Open Market Repurchase of Series B Notes.
On any date up to and including December 31, 2022, Section 3.3 of the Indenture permits the Company to repurchase Series A and/or Series B Notes in the open market so long as the Company maintains its Minimum Cash Balance. Pursuant to that resolution, the Company repurchased a $5,500,000 in face amount of the Series B Notes. These Series B Notes will be delivered to U.S. Bank, as Trustee under the Indenture, for cancellation.
December 2022 Interest Payments
On December 9, 2022, the Company notified U.S. Bank National Association, as Trustee under the Indenture, that it will cash pay 100 percent of the Series A Note interest payable for the 6-month period ending December 31, 2022.
With respect to the Series B Note interest, the Company notified the Trustee that it will pay PIK Interest (in lieu of cash payment) on 100 percent of the Series B Notes outstanding for the 6-month period ending December 31, 2022. The Company anticipates the PIK interest portion of the Series B Note payment will equal $2,502,901.

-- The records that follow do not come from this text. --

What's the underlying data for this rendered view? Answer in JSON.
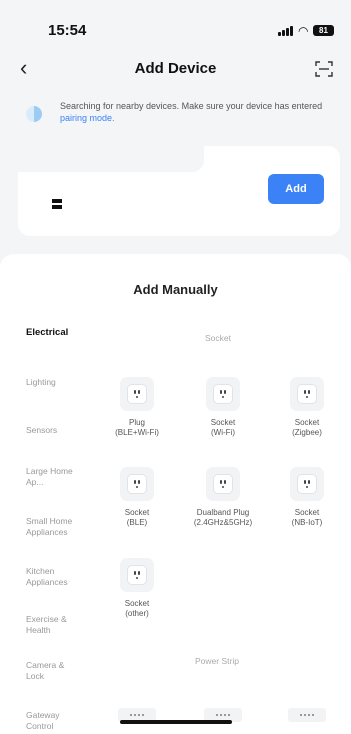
{
  "status_bar": {
    "time": "15:54",
    "battery": "81"
  },
  "nav": {
    "title": "Add Device",
    "back_icon": "chevron-left-icon",
    "scan_icon": "scan-icon"
  },
  "search_tip": {
    "text": "Searching for nearby devices. Make sure your device has entered ",
    "link": "pairing mode."
  },
  "found_device": {
    "add_label": "Add"
  },
  "manual": {
    "title": "Add Manually",
    "categories": [
      {
        "label": "Electrical",
        "active": true
      },
      {
        "label": "Lighting"
      },
      {
        "label": "Sensors"
      },
      {
        "label": "Large Home Ap..."
      },
      {
        "label": "Small Home Appliances"
      },
      {
        "label": "Kitchen Appliances"
      },
      {
        "label": "Exercise & Health"
      },
      {
        "label": "Camera & Lock"
      },
      {
        "label": "Gateway Control"
      }
    ],
    "socket_section": "Socket",
    "devices": [
      {
        "line1": "Plug",
        "line2": "(BLE+Wi-Fi)"
      },
      {
        "line1": "Socket",
        "line2": "(Wi-Fi)"
      },
      {
        "line1": "Socket",
        "line2": "(Zigbee)"
      },
      {
        "line1": "Socket",
        "line2": "(BLE)"
      },
      {
        "line1": "Dualband Plug",
        "line2": "(2.4GHz&5GHz)"
      },
      {
        "line1": "Socket",
        "line2": "(NB-IoT)"
      },
      {
        "line1": "Socket",
        "line2": "(other)"
      }
    ],
    "power_strip_section": "Power Strip"
  }
}
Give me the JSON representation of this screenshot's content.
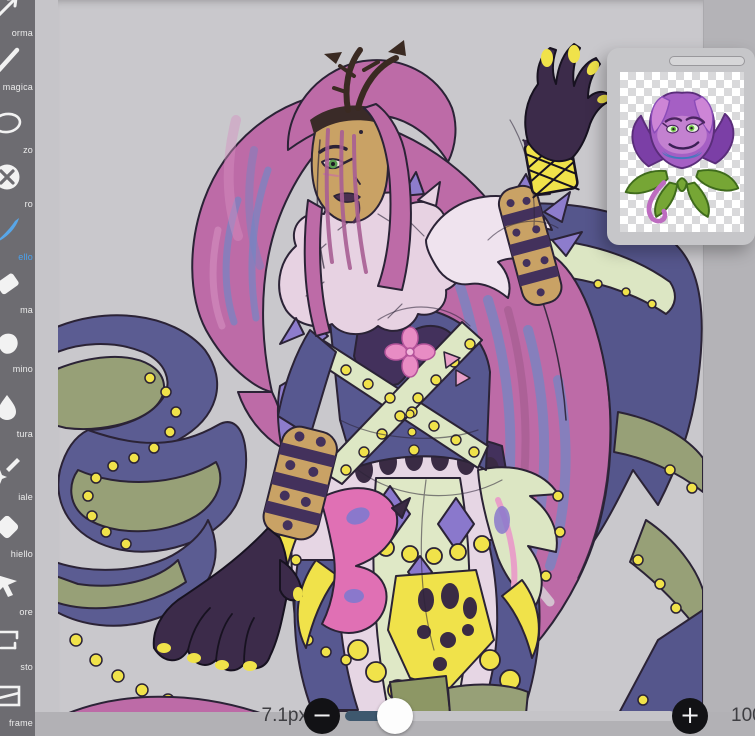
{
  "sidebar": {
    "selected_label_color": "#4aa2ee",
    "tools": [
      {
        "label": "orma",
        "icon": "transform-icon",
        "selected": false
      },
      {
        "label": "magica",
        "icon": "magic-wand-icon",
        "selected": false
      },
      {
        "label": "zo",
        "icon": "lasso-icon",
        "selected": false
      },
      {
        "label": "ro",
        "icon": "filter-icon",
        "selected": false
      },
      {
        "label": "ello",
        "icon": "brush-icon",
        "selected": true
      },
      {
        "label": "ma",
        "icon": "eraser-icon",
        "selected": false
      },
      {
        "label": "mino",
        "icon": "smudge-icon",
        "selected": false
      },
      {
        "label": "tura",
        "icon": "blur-icon",
        "selected": false
      },
      {
        "label": "iale",
        "icon": "special-pen-icon",
        "selected": false
      },
      {
        "label": "hiello",
        "icon": "bucket-icon",
        "selected": false
      },
      {
        "label": "ore",
        "icon": "cursor-icon",
        "selected": false
      },
      {
        "label": "sto",
        "icon": "text-icon",
        "selected": false
      },
      {
        "label": "frame",
        "icon": "frame-icon",
        "selected": false
      }
    ]
  },
  "reference_panel": {
    "image": "rose-plant-character"
  },
  "bottom_bar": {
    "brush_size_label": "7.1px",
    "decrease_label": "−",
    "increase_label": "+",
    "right_value": "100"
  },
  "colors": {
    "sidebar_bg": "#6d6c71",
    "canvas_bg": "#c9c8cc",
    "app_bg": "#b4b3b7",
    "accent_blue": "#4aa2ee",
    "slider_fill": "#3e586e",
    "hair_pink": "#bd6ba7",
    "outfit_navy": "#575890",
    "accent_yellow": "#f0e24a",
    "pale_green": "#dde7c4",
    "plum_dark": "#3c2b4a"
  }
}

After the December 31, 2022 interest payment date, the outstanding principal amount of the Series A Notes is anticipated to be $54,828,153. Following the cancellation of the Series B Notes repurchased by the Company, the outstanding principal amount of the Series B Notes is anticipated to be $68,321,863, the latter of which accounts for both the payment of PIK Interest on December 31, 2022, and the retirement of the Series B Notes repurchased on December 9, 2022.
Minimum Cash Balance
As of December 15, 2022, the cash balance of the Company was $6,539,600. As approved by the Board, the Company’s Minimum Cash Balance was $3,500,000, plus the difference between the amount authorized by the Lamington Board to make open market purchases of the Series B Notes and the final purchase price of all open market purchases of Series B Notes.